Black Hat 2015: Cracking just about anything

Tim Greene

Researchers at the Black Hat 2015 conference next week will show how to crack Internet routing protocols, malware-detecting honeypots, radio-frequency ID gear that gates building access, and more, but also offer tips on how to avoid becoming victims to their new attacks.

A pair of researchers will release a hardware device that exploits weaknesses in RFID access controls and show how to use it to break into buildings. The device exploits the communication protocol used by most access-control systems, according to the team, Eric Evenchick, a freelance developer, and Mark Baseggio, a security consultant for Accuvant.

The device, which attackers would embed in the RFID reader protecting doors, can use cell phones or PCs to circumvent access controls via Bluetooth LE, they say. Their goal is to show businesses relying on RFID for physical security that they need to take steps to lower the chance of successful breaches.

Honeypots decoy systems set up to gather information about attackers can be commandeered and used against the networks they are meant to defend, another research team says. It will release a list of vulnerabilities that make it easy for attackers to recognize and avoid honeypots.

Further, honeypots can be not just bypassed but actually turned into an attack tool, according to the researchers, Dean Sysman, Gadi Evron and Itamar Sher, who work for Cymmetria. "As a case study, we will concentrate on platforms deployed in real organizational networks, mapping them globally, and demonstrating how it is possible to both bypass and use these honeypots to the attacker's advantage," they say.

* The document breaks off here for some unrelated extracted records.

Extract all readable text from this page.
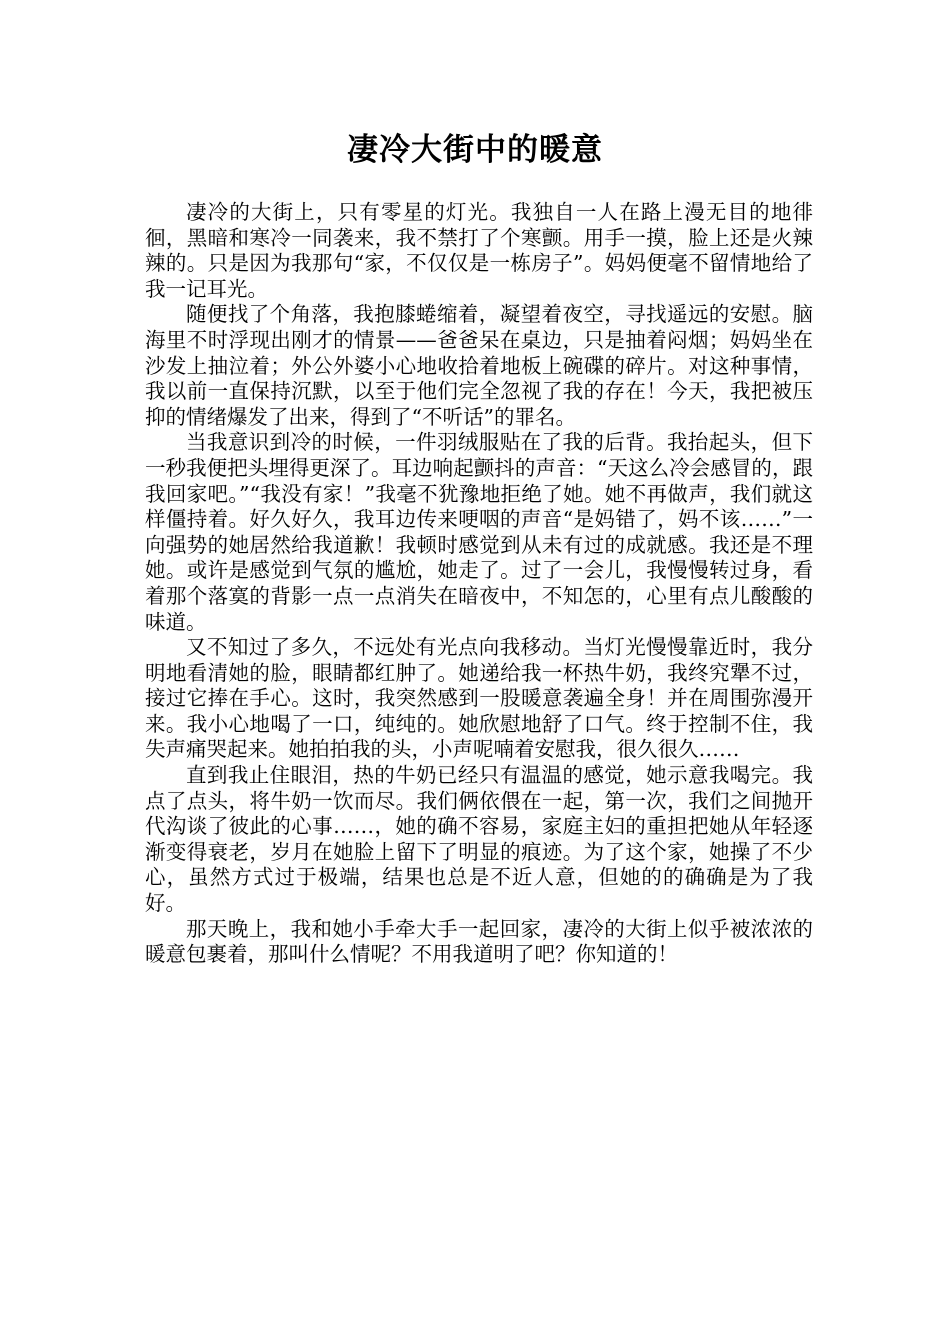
凄冷大街中的暖意

凄冷的大街上，只有零星的灯光。我独自一人在路上漫无目的地徘徊，黑暗和寒冷一同袭来，我不禁打了个寒颤。用手一摸，脸上还是火辣辣的。只是因为我那句“家，不仅仅是一栋房子”。妈妈便毫不留情地给了我一记耳光。

随便找了个角落，我抱膝蜷缩着，凝望着夜空，寻找遥远的安慰。脑海里不时浮现出刚才的情景——爸爸呆在桌边，只是抽着闷烟；妈妈坐在沙发上抽泣着；外公外婆小心地收拾着地板上碗碟的碎片。对这种事情，我以前一直保持沉默，以至于他们完全忽视了我的存在！今天，我把被压抑的情绪爆发了出来，得到了“不听话”的罪名。

当我意识到冷的时候，一件羽绒服贴在了我的后背。我抬起头，但下一秒我便把头埋得更深了。耳边响起颤抖的声音：“天这么冷会感冒的，跟我回家吧。”“我没有家！”我毫不犹豫地拒绝了她。她不再做声，我们就这样僵持着。好久好久，我耳边传来哽咽的声音“是妈错了，妈不该……”一向强势的她居然给我道歉！我顿时感觉到从未有过的成就感。我还是不理她。或许是感觉到气氛的尴尬，她走了。过了一会儿，我慢慢转过身，看着那个落寞的背影一点一点消失在暗夜中，不知怎的，心里有点儿酸酸的味道。

又不知过了多久，不远处有光点向我移动。当灯光慢慢靠近时，我分明地看清她的脸，眼睛都红肿了。她递给我一杯热牛奶，我终究犟不过，接过它捧在手心。这时，我突然感到一股暖意袭遍全身！并在周围弥漫开来。我小心地喝了一口，纯纯的。她欣慰地舒了口气。终于控制不住，我失声痛哭起来。她拍拍我的头，小声呢喃着安慰我，很久很久……

直到我止住眼泪，热的牛奶已经只有温温的感觉，她示意我喝完。我点了点头，将牛奶一饮而尽。我们俩依偎在一起，第一次，我们之间抛开代沟谈了彼此的心事……，她的确不容易，家庭主妇的重担把她从年轻逐渐变得衰老，岁月在她脸上留下了明显的痕迹。为了这个家，她操了不少心，虽然方式过于极端，结果也总是不近人意，但她的的确确是为了我好。

那天晚上，我和她小手牵大手一起回家，凄冷的大街上似乎被浓浓的暖意包裹着，那叫什么情呢？不用我道明了吧？你知道的！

A separate briefing will take the alternative approach and release an open-source honeypot OpenCanary -- that is better designed to lure attackers in so they reveal their intent. "Well deployed honeypots can be invaluable tools in the defender's arsenal, and don't need to look anything like the honeypots of old," say the researchers, Haroon Meer and Marco Slaviero, who both work at applied research firm Thinkst.

"We will explore the factors that limit adoption and will discuss how to overcome them," they say. "We will demonstrate new techniques to make your honeypots more hacker-discoverable and will share data from running actual honeypots in real organizations."        

A separate briefing will show how to hijack internet routing in order to crack the encryption used to protect online transactions. This encryption SSL/TLS trusts the Internet's core border gateway protocol (BGP) routers to swap encryption keys securely. But Artyom Gavrichenkov, a developer for the Qrator DDoS mitigation network, says he can hijack BGP and exploit it to break SSL/TLS. He also says he's going to discuss how to prevent this from happening.

Android is already taking a beating with revelations about flaws in Stagefright, the Android media player, and that problem will be discussed at Black Hat by the man who uncovered it, Joshua Drake, director of platform research and exploitation at Zimperium Enterprise Mobile Security. And other researchers will show other ways to hijack Android devices.